Posté : 11 octobre 2018, 10:29
par cgelinas
On ne pourra pas reprocher à Michaëlle Jean de manquer de colonne vertébrale. Pour s’accrocher à son poste de Secrétaire générale de la Francophonie, elle s’accroche!

Larguée par son pays, et sa terre d’adoption, à 48 heures du combat le plus important de sa carrière, on attend déjà le moment ou elle règlera ses comptes avec Justin Trudeau, François Legault, la France, le Québec et ses médias.

Ceci étant dit, que ce soit par entêtement ou par engagement, Michaëlle Jean aura réussi à braquer les projecteurs sur les contradictions profondes au sein de l’Organisation internationale de la Francophonie (OIF) et son manque de crédibilité.

Une opération «après moi le déluge» qui commence par sa rivale, la ministre des Affaires étrangères du Rwanda, Louise Mushikiwabo.

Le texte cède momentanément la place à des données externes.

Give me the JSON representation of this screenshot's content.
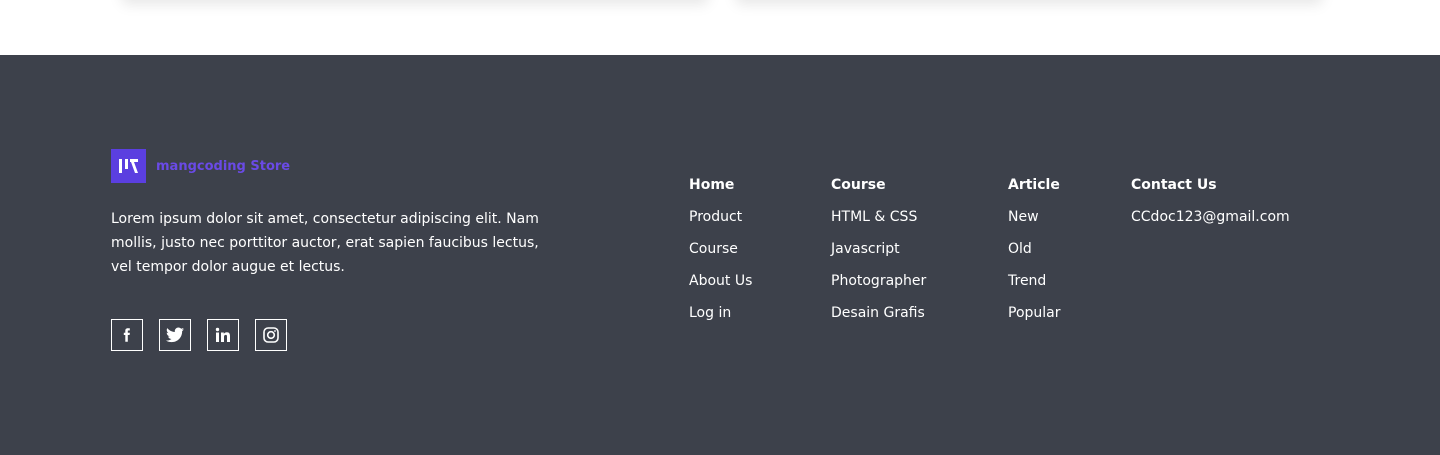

Le Rwanda un modèle pour la Francophonie?

Au sein d’un forum international qui se définit comme grand défenseur de la culture et la langue française, mais aussi de la démocratie et des droits de la personne, on oserait imaginer que le rôle de Secrétaire général ne pourrait être brigué que par un pays qui peut servir de modèle.

Il est clair aujourd’hui que le président de la France en a décidé autrement.

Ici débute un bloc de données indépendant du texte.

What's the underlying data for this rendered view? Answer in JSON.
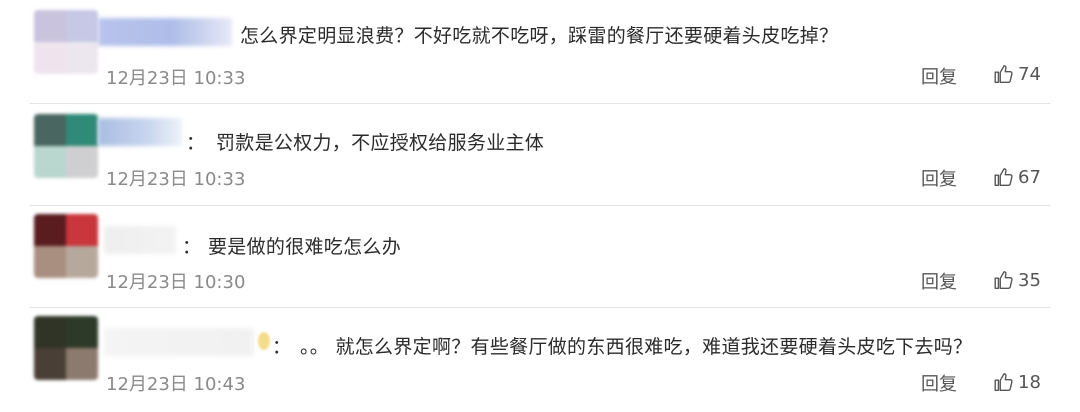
{
  "comments": [
    {
      "text": "怎么界定明显浪费？不好吃就不吃呀，踩雷的餐厅还要硬着头皮吃掉？",
      "time": "12月23日 10:33",
      "reply_label": "回复",
      "likes": "74"
    },
    {
      "text": "罚款是公权力，不应授权给服务业主体",
      "time": "12月23日 10:33",
      "reply_label": "回复",
      "likes": "67"
    },
    {
      "text": "要是做的很难吃怎么办",
      "time": "12月23日 10:30",
      "reply_label": "回复",
      "likes": "35"
    },
    {
      "text": "。。 就怎么界定啊？有些餐厅做的东西很难吃，难道我还要硬着头皮吃下去吗？",
      "time": "12月23日 10:43",
      "reply_label": "回复",
      "likes": "18"
    }
  ],
  "colon": "：",
  "icons": {
    "like": "thumbs-up-icon"
  },
  "colors": {
    "text": "#2b2b2b",
    "meta": "#8a8a8a",
    "divider": "#e3e3e3"
  }
}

Dans une grande manœuvre politique qualifiée de «coup de poker», Emmanuel Macron a choisi en mai dernier la ministre des Affaires étrangères du Rwanda. Tous ont compris ici qu’il s’agissait pour la France de consacrer le dégel de ses relations avec le Rwanda suite au génocide de 1994, et de réaffirmer du même coup son influence en Afrique francophone.

Or voilà, le Rwanda mérite-t-il un tel piédestal sur la scène internationale? Louise Mukishiwabo, véritable protégée du président Paul Kagame, est-elle apte à porter les valeurs fondamentales de la Francophonie?

Malheureusement, poser la question, c’est y répondre.

Non seulement est-ce que le Rwanda a banni le français de l’administration et de l’éducation publique au profit de l’anglais, le régime Kagame est loin d’être un modèle démocratique.

Le pays des 1000 collines est relégué au 156e rang sur la scène internationale pour la liberté de presse, et au 111e rang au chapitre de la démocratie.

Pendant 10 ans comme porte-parole internationale d’un régime régulièrement montré du doigt pour ses exactions, la répression de ses dissidents politiques, comment Louise Mushikiwabo pourra-t-elle invoquer l’autorité morale nécessaire auprès des États membres de la Francophonie?

Ces questions, de nombreux pays membres de l’OIF se la sont posée. Mais à l’heure de ramener le Secrétariat général sous le giron de l’Afrique, de telles nuances semblent soudainement bien secondaires.

L’Arabie saoudite, le loup aux portes de la bergerie

La Francophonie n’en est pas à une contradiction près.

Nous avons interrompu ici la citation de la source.